Of compressed globular form, the waterpot is brightly enamelled with four peony blossoms in tones of yellow, pink, green and aubergine, borne on leafy undulating stems bearing flower buds, against a white ground. It tapers to a flat base inscribed in blue with a four-character mark within double-circles, box.

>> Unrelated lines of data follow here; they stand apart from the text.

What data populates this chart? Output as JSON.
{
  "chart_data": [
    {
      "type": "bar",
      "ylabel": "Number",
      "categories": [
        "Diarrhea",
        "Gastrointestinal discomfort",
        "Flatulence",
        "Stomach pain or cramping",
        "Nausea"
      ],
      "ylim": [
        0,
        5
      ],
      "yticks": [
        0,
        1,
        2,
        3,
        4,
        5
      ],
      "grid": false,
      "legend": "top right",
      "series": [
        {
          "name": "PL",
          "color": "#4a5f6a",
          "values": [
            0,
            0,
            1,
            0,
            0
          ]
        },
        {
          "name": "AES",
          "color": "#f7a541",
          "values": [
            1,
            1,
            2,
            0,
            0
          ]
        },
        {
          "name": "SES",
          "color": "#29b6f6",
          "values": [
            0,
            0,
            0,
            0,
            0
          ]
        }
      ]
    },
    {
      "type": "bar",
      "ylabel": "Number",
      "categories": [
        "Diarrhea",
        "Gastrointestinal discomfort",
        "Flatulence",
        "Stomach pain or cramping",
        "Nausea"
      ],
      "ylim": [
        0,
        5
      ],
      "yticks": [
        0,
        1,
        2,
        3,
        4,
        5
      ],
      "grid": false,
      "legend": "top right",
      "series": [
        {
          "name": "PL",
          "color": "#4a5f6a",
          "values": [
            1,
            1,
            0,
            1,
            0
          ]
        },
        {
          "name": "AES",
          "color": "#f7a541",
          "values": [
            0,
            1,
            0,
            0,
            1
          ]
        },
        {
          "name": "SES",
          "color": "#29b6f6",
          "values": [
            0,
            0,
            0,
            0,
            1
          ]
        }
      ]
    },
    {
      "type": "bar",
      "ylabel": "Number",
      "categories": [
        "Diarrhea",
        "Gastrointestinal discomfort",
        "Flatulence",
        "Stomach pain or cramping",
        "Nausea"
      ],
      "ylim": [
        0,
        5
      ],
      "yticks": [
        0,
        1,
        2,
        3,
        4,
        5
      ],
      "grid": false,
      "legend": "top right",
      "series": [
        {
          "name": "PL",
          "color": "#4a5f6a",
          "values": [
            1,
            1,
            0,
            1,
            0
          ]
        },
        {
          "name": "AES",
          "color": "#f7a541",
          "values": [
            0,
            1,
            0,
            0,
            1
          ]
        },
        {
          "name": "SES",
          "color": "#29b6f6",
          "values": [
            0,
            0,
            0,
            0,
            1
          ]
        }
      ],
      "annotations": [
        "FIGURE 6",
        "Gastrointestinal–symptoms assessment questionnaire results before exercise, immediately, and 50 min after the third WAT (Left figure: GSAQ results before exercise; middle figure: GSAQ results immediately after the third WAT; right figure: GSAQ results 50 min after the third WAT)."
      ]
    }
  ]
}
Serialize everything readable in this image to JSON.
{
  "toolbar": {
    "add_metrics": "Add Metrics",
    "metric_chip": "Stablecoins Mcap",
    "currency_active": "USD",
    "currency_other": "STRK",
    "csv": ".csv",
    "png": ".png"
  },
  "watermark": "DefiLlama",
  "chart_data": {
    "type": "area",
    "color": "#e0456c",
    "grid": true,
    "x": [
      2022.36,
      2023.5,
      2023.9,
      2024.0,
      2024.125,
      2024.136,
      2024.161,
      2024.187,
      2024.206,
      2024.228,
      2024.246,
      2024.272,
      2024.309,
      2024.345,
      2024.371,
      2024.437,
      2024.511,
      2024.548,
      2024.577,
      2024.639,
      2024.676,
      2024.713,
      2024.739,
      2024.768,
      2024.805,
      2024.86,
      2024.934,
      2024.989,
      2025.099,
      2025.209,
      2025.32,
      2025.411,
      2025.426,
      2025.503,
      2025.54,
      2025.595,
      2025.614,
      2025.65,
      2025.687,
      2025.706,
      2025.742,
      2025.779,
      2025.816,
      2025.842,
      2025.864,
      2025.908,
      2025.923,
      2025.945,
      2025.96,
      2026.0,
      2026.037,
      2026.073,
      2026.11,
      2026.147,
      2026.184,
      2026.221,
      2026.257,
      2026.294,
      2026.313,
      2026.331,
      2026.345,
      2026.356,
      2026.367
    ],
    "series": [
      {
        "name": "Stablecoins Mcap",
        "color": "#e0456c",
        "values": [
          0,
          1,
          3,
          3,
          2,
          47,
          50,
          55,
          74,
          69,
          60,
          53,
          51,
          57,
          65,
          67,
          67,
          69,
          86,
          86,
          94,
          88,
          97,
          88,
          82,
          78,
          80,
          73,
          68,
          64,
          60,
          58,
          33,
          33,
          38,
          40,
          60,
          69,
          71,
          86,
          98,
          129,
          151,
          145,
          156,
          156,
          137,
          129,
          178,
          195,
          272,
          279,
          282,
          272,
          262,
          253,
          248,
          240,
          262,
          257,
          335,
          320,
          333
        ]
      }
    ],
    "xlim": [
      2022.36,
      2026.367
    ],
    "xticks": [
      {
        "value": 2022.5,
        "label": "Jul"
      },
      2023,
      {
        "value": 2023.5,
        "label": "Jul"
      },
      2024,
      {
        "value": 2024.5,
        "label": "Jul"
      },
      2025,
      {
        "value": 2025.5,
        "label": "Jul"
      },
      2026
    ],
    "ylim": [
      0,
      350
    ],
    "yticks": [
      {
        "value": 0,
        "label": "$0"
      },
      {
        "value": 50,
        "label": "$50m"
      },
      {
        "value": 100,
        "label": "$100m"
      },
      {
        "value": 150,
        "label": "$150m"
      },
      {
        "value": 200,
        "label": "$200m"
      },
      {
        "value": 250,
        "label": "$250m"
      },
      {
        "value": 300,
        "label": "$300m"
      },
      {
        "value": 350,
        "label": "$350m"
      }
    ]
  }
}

Provenance: A French private collection.
Note: The Kangxi Emperor first became deeply interested in the foreign imported enamelled metalwork and set up an enamel workshop inside the palace to facilitate the local production of these exotic metal-bodied wares. The enamels used to paint on metalwork during this period were mostly foreign imports, and the Kangxi Emperor even enlisted the French Jesuit missionary, Jean-Baptiste Gravereau, in 1719 to train native artisans at the enamel workshop the skills of enamelling. Many of the enamels on metal that were produced during the period were inscribed with a Kangxi Yuzhi mark, reflecting his admiration for luminous metalwork like the current example, and the miniature vase offered as the previous lot in the current sale.
The richly painted pattern on the current example, with a variety of colour gradations, attests to the advanced level of skills achieved by the palace enamellers during the Kangxi period. Compare a lobed metal box painted with similar floral decoration on white ground in the National Palace Museum, Taipei, illustrated in Enamel Ware in the Ming and Ch'ing Dynasties, Taipei, 1999, p. 172, no. 82.